Friday, August 14, 2015

New Acquisition: Revolutionary Period Reference Letter




This acquisition, dated 1783, is a letter of reference for membership to the bar. In it, Peter W. Yates, Esq., endorses Anthony Hoffman’s good moral character and affirms that Hoffman clerked in his office for a period of one year. Yates was a prominent attorney in Albany and later a member of the New York State Assembly and a delegate to the Continental Congress.

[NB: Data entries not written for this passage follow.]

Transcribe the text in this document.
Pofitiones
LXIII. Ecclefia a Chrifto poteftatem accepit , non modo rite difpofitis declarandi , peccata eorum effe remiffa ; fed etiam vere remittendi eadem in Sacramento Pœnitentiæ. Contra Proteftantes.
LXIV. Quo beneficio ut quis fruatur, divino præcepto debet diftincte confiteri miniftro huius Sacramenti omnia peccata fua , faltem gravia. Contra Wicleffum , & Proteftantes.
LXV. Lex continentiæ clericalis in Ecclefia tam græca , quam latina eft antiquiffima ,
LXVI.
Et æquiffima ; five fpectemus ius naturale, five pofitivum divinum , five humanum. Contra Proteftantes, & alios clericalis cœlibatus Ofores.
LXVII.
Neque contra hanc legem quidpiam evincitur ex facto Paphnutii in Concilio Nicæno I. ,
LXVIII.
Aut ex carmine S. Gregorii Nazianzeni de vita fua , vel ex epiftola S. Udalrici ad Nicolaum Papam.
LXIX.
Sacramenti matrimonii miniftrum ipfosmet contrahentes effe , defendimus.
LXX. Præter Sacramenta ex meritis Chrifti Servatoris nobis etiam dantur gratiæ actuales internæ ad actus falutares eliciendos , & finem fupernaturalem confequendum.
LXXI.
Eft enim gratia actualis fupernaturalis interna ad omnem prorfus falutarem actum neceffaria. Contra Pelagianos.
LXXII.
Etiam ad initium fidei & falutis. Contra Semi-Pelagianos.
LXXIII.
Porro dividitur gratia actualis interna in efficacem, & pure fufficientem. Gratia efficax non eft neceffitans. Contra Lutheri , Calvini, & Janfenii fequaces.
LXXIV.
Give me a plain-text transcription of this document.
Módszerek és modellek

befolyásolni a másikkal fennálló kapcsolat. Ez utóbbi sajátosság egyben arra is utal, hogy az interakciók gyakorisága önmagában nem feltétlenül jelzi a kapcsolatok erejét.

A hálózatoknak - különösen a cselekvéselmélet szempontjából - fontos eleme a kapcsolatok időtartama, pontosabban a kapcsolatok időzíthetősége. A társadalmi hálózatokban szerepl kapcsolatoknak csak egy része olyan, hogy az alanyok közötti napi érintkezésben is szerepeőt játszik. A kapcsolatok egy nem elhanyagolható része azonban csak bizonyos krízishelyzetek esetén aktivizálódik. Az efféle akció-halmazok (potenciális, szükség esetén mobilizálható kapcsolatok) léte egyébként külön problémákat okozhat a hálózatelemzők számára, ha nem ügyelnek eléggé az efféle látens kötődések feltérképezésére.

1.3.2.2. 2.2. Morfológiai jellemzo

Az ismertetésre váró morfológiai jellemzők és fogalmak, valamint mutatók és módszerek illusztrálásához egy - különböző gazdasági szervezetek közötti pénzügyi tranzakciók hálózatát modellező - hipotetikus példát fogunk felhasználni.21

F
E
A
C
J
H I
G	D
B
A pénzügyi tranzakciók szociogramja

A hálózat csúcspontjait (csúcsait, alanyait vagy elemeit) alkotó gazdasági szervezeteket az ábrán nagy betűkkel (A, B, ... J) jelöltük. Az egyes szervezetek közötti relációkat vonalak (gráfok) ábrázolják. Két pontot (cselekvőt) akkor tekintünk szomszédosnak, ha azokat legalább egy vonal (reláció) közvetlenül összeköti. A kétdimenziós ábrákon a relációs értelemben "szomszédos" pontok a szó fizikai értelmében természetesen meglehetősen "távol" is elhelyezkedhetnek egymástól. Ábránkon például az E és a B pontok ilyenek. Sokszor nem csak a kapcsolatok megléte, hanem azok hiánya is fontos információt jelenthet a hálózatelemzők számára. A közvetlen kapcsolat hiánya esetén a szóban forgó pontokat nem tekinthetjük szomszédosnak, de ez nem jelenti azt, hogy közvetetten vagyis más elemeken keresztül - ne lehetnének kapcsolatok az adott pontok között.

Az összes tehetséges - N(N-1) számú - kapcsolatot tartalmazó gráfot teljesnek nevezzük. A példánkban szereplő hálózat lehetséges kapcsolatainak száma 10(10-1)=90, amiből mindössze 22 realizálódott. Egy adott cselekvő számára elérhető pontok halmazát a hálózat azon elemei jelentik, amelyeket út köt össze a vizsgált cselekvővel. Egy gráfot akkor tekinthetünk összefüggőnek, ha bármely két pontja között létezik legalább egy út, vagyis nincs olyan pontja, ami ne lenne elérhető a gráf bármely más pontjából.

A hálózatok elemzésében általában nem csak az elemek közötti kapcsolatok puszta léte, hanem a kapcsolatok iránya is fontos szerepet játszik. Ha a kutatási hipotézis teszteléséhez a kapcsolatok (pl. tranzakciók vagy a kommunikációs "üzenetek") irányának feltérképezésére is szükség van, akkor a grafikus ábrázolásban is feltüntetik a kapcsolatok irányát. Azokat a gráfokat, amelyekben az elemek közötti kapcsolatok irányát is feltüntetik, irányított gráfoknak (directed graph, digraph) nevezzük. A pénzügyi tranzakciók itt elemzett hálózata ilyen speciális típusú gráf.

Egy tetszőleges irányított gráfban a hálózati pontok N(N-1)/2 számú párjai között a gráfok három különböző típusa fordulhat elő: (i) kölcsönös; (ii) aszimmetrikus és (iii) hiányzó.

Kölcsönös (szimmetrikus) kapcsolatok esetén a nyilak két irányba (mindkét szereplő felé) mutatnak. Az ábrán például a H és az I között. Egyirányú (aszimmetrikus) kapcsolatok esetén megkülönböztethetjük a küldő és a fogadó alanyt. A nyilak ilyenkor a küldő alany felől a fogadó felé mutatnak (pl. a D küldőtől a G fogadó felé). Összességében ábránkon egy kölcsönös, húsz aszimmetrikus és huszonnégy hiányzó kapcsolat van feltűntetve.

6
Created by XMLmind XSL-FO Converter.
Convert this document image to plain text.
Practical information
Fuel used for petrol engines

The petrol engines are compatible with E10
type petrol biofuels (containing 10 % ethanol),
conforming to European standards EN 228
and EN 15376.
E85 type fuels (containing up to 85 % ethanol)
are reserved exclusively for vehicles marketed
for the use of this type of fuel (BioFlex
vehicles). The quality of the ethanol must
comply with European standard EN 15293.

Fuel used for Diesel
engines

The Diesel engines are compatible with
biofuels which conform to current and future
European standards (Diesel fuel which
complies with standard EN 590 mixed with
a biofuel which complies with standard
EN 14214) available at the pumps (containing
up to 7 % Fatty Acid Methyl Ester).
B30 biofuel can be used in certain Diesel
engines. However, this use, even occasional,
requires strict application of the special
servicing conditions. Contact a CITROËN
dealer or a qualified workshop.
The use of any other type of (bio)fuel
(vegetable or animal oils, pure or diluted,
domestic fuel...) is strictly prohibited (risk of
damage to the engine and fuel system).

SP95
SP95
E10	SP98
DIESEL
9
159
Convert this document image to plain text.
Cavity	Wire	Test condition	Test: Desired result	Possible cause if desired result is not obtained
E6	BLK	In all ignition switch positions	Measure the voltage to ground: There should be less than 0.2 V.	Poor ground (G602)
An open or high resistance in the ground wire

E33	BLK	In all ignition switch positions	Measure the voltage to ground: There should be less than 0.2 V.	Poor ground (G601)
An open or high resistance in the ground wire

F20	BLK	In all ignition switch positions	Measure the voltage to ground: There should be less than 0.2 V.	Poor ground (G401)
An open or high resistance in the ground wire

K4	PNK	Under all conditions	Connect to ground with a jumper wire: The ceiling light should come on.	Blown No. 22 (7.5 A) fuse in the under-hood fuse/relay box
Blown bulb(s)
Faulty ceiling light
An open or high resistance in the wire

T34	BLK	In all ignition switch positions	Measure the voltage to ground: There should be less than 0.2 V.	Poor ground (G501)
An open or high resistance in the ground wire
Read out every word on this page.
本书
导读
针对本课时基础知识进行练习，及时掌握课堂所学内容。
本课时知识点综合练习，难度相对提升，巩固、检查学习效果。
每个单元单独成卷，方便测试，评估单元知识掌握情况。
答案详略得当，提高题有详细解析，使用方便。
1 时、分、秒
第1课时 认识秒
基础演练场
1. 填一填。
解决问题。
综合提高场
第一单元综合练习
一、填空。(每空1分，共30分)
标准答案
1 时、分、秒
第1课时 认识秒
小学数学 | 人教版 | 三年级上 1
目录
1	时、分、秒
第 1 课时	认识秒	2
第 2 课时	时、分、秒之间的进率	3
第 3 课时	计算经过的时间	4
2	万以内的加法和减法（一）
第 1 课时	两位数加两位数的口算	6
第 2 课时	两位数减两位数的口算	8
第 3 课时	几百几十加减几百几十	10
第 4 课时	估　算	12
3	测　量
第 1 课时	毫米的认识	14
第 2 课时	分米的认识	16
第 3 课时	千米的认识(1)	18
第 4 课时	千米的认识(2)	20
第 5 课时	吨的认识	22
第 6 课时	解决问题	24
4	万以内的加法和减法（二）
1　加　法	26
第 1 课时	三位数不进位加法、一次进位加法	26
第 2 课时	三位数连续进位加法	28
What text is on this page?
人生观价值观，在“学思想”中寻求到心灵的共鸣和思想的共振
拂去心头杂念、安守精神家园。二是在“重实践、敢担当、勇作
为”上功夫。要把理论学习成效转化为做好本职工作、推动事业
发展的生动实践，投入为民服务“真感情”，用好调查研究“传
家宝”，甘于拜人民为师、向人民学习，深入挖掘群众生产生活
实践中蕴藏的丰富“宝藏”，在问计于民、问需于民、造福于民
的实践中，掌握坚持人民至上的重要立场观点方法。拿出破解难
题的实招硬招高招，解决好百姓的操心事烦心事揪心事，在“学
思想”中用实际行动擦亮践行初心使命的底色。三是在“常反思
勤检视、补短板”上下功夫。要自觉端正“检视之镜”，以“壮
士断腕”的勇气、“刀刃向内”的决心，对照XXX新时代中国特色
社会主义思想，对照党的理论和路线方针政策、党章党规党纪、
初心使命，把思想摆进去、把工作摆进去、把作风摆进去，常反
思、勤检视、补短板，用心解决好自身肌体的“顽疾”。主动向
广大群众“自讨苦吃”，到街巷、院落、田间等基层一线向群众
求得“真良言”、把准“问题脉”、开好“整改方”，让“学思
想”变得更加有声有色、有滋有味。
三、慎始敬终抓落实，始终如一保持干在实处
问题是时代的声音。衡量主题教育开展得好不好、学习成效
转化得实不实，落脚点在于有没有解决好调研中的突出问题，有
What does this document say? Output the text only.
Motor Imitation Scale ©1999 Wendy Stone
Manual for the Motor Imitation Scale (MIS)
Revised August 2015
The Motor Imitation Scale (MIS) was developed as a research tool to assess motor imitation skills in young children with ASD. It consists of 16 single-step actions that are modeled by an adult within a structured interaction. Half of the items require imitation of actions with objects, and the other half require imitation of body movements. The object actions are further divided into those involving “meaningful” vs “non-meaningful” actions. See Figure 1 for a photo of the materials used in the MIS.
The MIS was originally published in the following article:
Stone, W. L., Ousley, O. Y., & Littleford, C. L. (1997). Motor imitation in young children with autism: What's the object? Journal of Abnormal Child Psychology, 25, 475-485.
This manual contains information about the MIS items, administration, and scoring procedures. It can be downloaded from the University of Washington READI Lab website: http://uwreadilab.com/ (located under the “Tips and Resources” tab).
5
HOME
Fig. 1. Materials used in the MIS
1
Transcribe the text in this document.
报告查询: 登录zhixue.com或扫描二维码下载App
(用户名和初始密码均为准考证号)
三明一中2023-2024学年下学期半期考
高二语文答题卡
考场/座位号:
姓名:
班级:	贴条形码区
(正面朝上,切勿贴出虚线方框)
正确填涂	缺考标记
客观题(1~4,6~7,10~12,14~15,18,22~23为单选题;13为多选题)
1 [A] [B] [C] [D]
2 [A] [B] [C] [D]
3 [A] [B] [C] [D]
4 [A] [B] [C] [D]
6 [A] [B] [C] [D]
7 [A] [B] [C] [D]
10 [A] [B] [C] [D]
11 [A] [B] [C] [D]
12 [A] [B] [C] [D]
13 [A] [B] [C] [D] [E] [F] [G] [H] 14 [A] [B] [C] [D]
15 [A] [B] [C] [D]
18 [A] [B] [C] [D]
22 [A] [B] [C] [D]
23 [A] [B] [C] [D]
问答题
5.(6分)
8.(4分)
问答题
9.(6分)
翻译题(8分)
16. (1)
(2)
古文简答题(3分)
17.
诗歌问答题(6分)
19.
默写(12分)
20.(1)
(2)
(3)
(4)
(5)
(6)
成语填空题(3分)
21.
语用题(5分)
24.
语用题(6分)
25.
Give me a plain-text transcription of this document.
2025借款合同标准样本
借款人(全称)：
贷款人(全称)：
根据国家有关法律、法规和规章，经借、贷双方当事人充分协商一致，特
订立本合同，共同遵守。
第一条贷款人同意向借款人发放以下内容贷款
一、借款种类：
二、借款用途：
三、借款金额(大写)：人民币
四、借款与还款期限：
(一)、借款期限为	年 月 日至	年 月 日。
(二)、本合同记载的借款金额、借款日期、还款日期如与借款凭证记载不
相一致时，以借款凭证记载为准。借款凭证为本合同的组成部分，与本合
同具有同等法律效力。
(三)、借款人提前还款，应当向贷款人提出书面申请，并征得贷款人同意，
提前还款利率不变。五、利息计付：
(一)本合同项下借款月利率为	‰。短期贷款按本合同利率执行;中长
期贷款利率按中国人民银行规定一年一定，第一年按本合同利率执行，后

The letter supports Hoffman’s application for admission to the bar. The standards for legal education and admission to the bar differed from those in place today. Law courses were uncommon at colleges until after the Revolution, when American legal education began to develop in earnest. Before the founding of independent law schools, chairs of law began to be established at several colleges, the first one at William and Mary College in 1779. The first school of law, Litchfield Law School, was not established until 1784, the year after this letter was written. Law books were difficult to come by, so the primary method of study came through an apprenticeship with a member of the Bar who would have superior texts and experience.

At the time Yates wrote his reference, neither the New York State Bar Association nor the ABA had been established, though there had been a New York Bar Association established in New York City that existed from 1747 until around 1770. We are not certain of what experience Hoffman would have had in terms of his legal education or in his process of admission to the bar. As of 1767, the New York Supreme Court controlled admission to the bar and decided that either a bachelor’s degree coupled with a 3-year clerkship or a 5-year clerkship without a degree would be required for applicants. After the adoption of the New York State Constitution in 1777, courts were given power to control qualification of the attorneys appearing before them. Hoffman likely would have been working with similar standards.

The bar exam itself was also markedly different. The first bar exam administered in the United States was in Delaware in 1763. It was an oral examination in front of a judge. The first written bar exam did not come until 1855, in Massachusetts. Would Hoffman’s experience have been an informal interview with a judge? A rigorous oral examination on all points of the common law?

Interestingly, Yates’s endorsement of Hoffman’s character is quite comparable to the affidavit as to an applicant’s good moral character still required in New York today, and similar to other states’ moral character requirements.